Mayo’s Vanda Lennon, M.D., Ph.D., leads research that identifies biomarker for brain and spinal cord inflammation
Mayo Clinic research has identified a new biomarker for brain and spinal cord inflammation. Vanda Lennon, M.D., Ph.D. (N ’78), and colleagues identified the new biomarker – an antibody – in spinal fluid and blood serum of patients with a neurological disorder called autoimmune meningoencephalomyelitis. In this disorder, the autoantibody targets a protein called glial fibrillary acidic protein within astrocytes in the brain and spinal cord.
Old test yields new discovery
The discovery was made with a test developed in the 1960s. “The test we used has been a tremendous tool of discovery and diagnostic tool for the last 35 years since I set up this lab,” says Dr. Lennon. “It had fallen out of fashion about 20 years ago when we were encouraged to use modern molecular techniques. We certainly use molecular techniques, which are important validation steps, but we did not give up the valuable older technology as a component of our 21st-century screening protocol to detect informative autoantibodies. In the process, we have continued to discover new autoantibodies of clinical importance.”
The process in which the biomarker was identified involves applying a patient’s serum or spinal fluid to thin secretions of mouse tissues. If an autoantibody is present, it will stick to the targeted tissue. After the serum or spinal fluid is washed off, a probe in the form of another antibody is applied to the tissue to detect any human antibody that remains bound to the tissue. The probe antibody is tagged with a fluorescent dye. When viewed under a fluorescence microscope, the tagged antibody shows the location of the bound human autoantibody, revealing the cells targeted by the immune system. In this case, the pattern of binding to mouse brain tissue resembles the pattern of abnormalities seen in MRI images of the patient’s brain and spinal cord.
A positive test for glial fibrillary acidic protein autoantibody should bring the correct diagnosis earlier and hasten the most appropriate treatment. According to Dr. Lennon, the disease reverses rapidly with therapy directed at the immune system.
Proxy marker of more aggressive compound
Diagnosis and treatment of patients is expected to improve in another important way. Dr. Lennon says the team has identified about 103 patients with the biomarker, and about one-third of them have an unsuspected cancer in a remote part of the body. The team suspects that because cancer cells and the nervous system use some of the same mechanisms for communication, the immune response that is attacking a cancer also is causing collateral damage to the nervous system in the process.
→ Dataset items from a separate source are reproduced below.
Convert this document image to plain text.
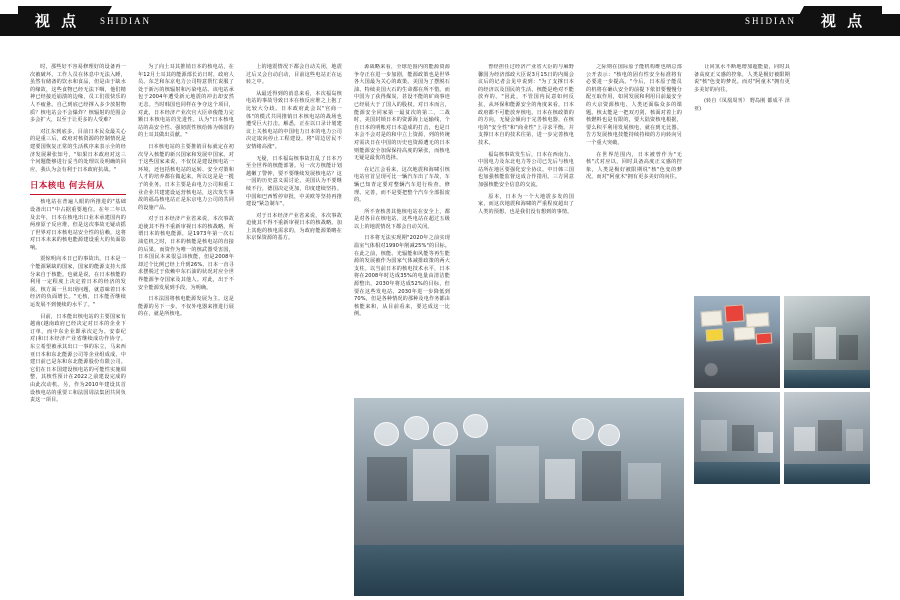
视 点	SHIDIAN	视 点
SHIDIAN

时，那些好不容易修理好的设备再一次被破坏。工作人员在休息中无法入睡，虽然有储备的饮水和食品，但是由于缺水的缘故，这些食物已经无法下咽，他们精神已经接近崩溃的边缘，员工们很快乐的人不疲惫。自己到底已经撑入多少放射物质？核电站会不会爆炸？核辐射的范围会多会扩大，以至于让更多的人受难？

对江东到底多，目前日本民众最关心的是重三后，政府对核资源的控制情况是建要国恢复正常的生活秩序来表示全的经济发展紧张知号，"如果日本政府对这三个问题能够进行妥当的处理以及明确的回应，我认为会有利于日本政府抗战。"

日本核电 何去何从

核电站在普遍人眼的所推进的"基础设备出口"中占据重要地位。在年二年以及去年，日本在核电出口业本承建国内的两座原子反应堆，但是这次事故无疑动摇了世界对日本核电站安全性的信赖，这将对日本未来的核电能源建设重大的负面影响。

震惊明向本日已的事故出。日本是一个能源紧缺的国家，国家的能源支持大部分来自于核能。也就是说，在日本核能的利用一定程度上决定着日本的经济的发展。核方面一旦出现问题，就意味着日本经济的负面增长。"无核，日本能否继续运发展不到便续的水平了。"

目前，日本能出核电站的主要国家有越南(越南政府已经决定对日本的企业下订单，而中东企业即承次定为。安泰纪对)和日本经济产业省继续成功作协守。东立希望被承其出口一事的东立，马来西亚日本和东北能源公司等企业组成成，中建日前已是东和东北能源股份有限公司。它们在日本国建设核电站的可能性实施调整，其核性预计在2022之前建设完成的由此次动机。另，作为2010年建设其首设核电站的重要工和法国周法集团共同负责这一项目。

为了向土耳其推销日本的核电站，在年12月土耳其的能源部长访日时，政府人员、东芝和东京电力公司特意帮忙说服了处于新污的核辐射和污染电站、该电站承包于2004年遭受新元地震的冲击却安然无恙。当时韩国也同样在争夺这个项目，对此，日本经济产业次官大臣章俊能力完颗日本核电站的先进性，认为"日本核电站的高安全性、强韧震性核给韩为韩国的的土耳其做出贡献。"

日本核电站的主要推销目标就定在初次导入核能的新兴国家和发展中国家。对于这些国家来说，不仅仅是建设核电站一环境，还包括核电站的运转、安全对策和人才的培养都在做起来。所以这是是一揽子的业务。日本主要是由电力公司和重工业企业共建建设运营核电站，这次发生事故的福岛核电站正是东京电力公司的共同的设施产品。

对于日本经济产业省来说，本次事故迫使其不得不重新审视日本的核战略。所谓日本的核电能源，是1973年第一次石油危机之时，日本的核能是核电站的直接的后果。而资作为唯一的核武器受害国，日本国民本来很忌讳核能，但是2008年却过个比例已经上升到26%。日本一直寻求摆脱过于依赖中东石油的状况对应全世界能源争夺国家及其他人。对此，出于不安全能源发展到手段，为明确。

日本法国将核电能源发展为主。这是能源的另下一步。不仅外电器来推进行展的在，就是所核电。

上的地震情况下都会自动关闭，地震过后又会自动启动，目前这些电站正在运转之中。

从最近得到的消息来看，本次福岛核电站的事故导致日本在核反应堆之上抱了比较大分歧。日本政府此会以"官商一体"的模式共同推销日本核电站的战场也遭受巨大打击。解悉，正在以口录计划建议上关核电站的中国电力日本的电力公司决定取向停止工程建设。将"周边居民不安情绪高涨"。

无疑，日本福岛核事故打乱了日本乃至全世界的核能部署。另一次方核能计划越嫩了警钟，要不要继续发展核电站？这一国的历史意义需讨论，美国认为不要继续不行，德国决定更加，印度建续坚持。中国和巴西暂停审批，中美欧等坚持再推建设"紧急制车"。

对于日本经济产业省来说，本次事故迫使其不得不重新审视日本的核战略。加上其他的核电需求的，为政府能源策略在东京保资源的基方。

源战略来看，全球范围内的能源资源争夺正在进一步加剧，能源政策也是世界各大国最为关心的政策。美国为了摆脱石油、特续美国大石的生命都在所不惜。而中国为了获得煤炭，甚设不能的矿商事迹已经展大于了国入的股权。对日本而言，能源安全同家第一最贫次的第二，二战时，美国封锁日本的资源海上运输线，个自日本的明帐对日本造成的打击，也是日本会不会对是的和中立上资源，列的传统对需决日在中国的历史也资源遭无的日本则能源安全加保保持高度的紧张，而核电无疑是最优的选择。

在记江会看来，这次地震和海啸引核电站官首呈现可比一辆汽车出了车故，车辆已知青定要对整辆汽车进行检查，修理、完善，而不是要把整个汽车全部报废的。

所不查核善其他核电站在安全上，都是对各目在核电站，这些电站在超过五级以上的地震情况下都会自动关闭。

日本将无法实现期"2020年之前实现温室气体相对1990年削减25%"的目标。在此之前，核能、光辐能和风能等再生能源的发展被作为国家气体减排政策的两大支柱。以当前日本的核电技术水平，日本将在2008年时达成35%的电量由清洁能源整出，2030年将达成52%的目标，但要在这些发电站、2030年进一步降低到70%，但是各种情况的那种及电作务都由核能来和，从目前看来，要达成这一比例。

曾经担任过经济产业省大臣的与麻野馨国为经济部政大臣说3月15日的内阁会议后的记者会见中说到："为了支撑日本的经济以及国民的生活、核能是绝对不能放弃的。"因此，不管国内民意如何反抗，从环保和能源安全的角度来看，日本政府都不可能放弃核电。日本在核政策的的方向，无疑会倾向于完善核电器，在核电的"安全性"和"商业性"上寻求平衡。并支撑日本自的技术往第，进一步完善核电技术。

福岛核事故发生后，日本在西南力、中国电力及东北电力等公司已先后与核电站所在地区要强化安全协议。中日韩三国也加强核能监督这成合作措用。三方同意加强核能安全信息的交流。

原本，日本为一个大地震多发的国家，而这次地震和海啸的严重程度超出了人类的预想，也是我们没有想到的事情。

之际则在国际原子能机构维也纳总部公开表示："核电的固有性安全标准将有必要进一步提高。"今后，日本原子能员的机将在确认安全的前提下依旧要慢慢分配互取作用，如同发展和利用目前最安全的大京资源核电、人类还面临众多的课题。核太能是一把双刃剑，核面对着上的核燃料也是有限的，要大陆资核电根据，要么积平利用发展核电，就在到无比器。告方发展核电技能持续持续的方向转向另一个重大突破。

在世界范围内，日本被曾作为"无核"式对应以，回时具备高度正义感的控象，人类是极好被限期说"核"色变的梦况。而对"阿童木"拥有更多美好的向往。

让同氢水不断地增加超能量，同时具备高度正义感的控象，人类是极好被限期说"核"色变的梦况。而对"阿童木"拥有更多美好的向往。

(转自《凤凰周刊》 野岛刚 都成平 泽亚)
“It appears that the antibody does not itself cause the brain inflammation,” she says. “It is a proxy marker of a more aggressive component of the immune system called killer T cells, which target the same brain protein.”
The next steps are to verify the glial fibrillary acidic protein autoantibody’s diagnostic performance. Mayo Clinic’s Neuroimmunology Laboratory anticipates offering this test for diagnostic purposes.
The research was published in the November issue of JAMA Neurology.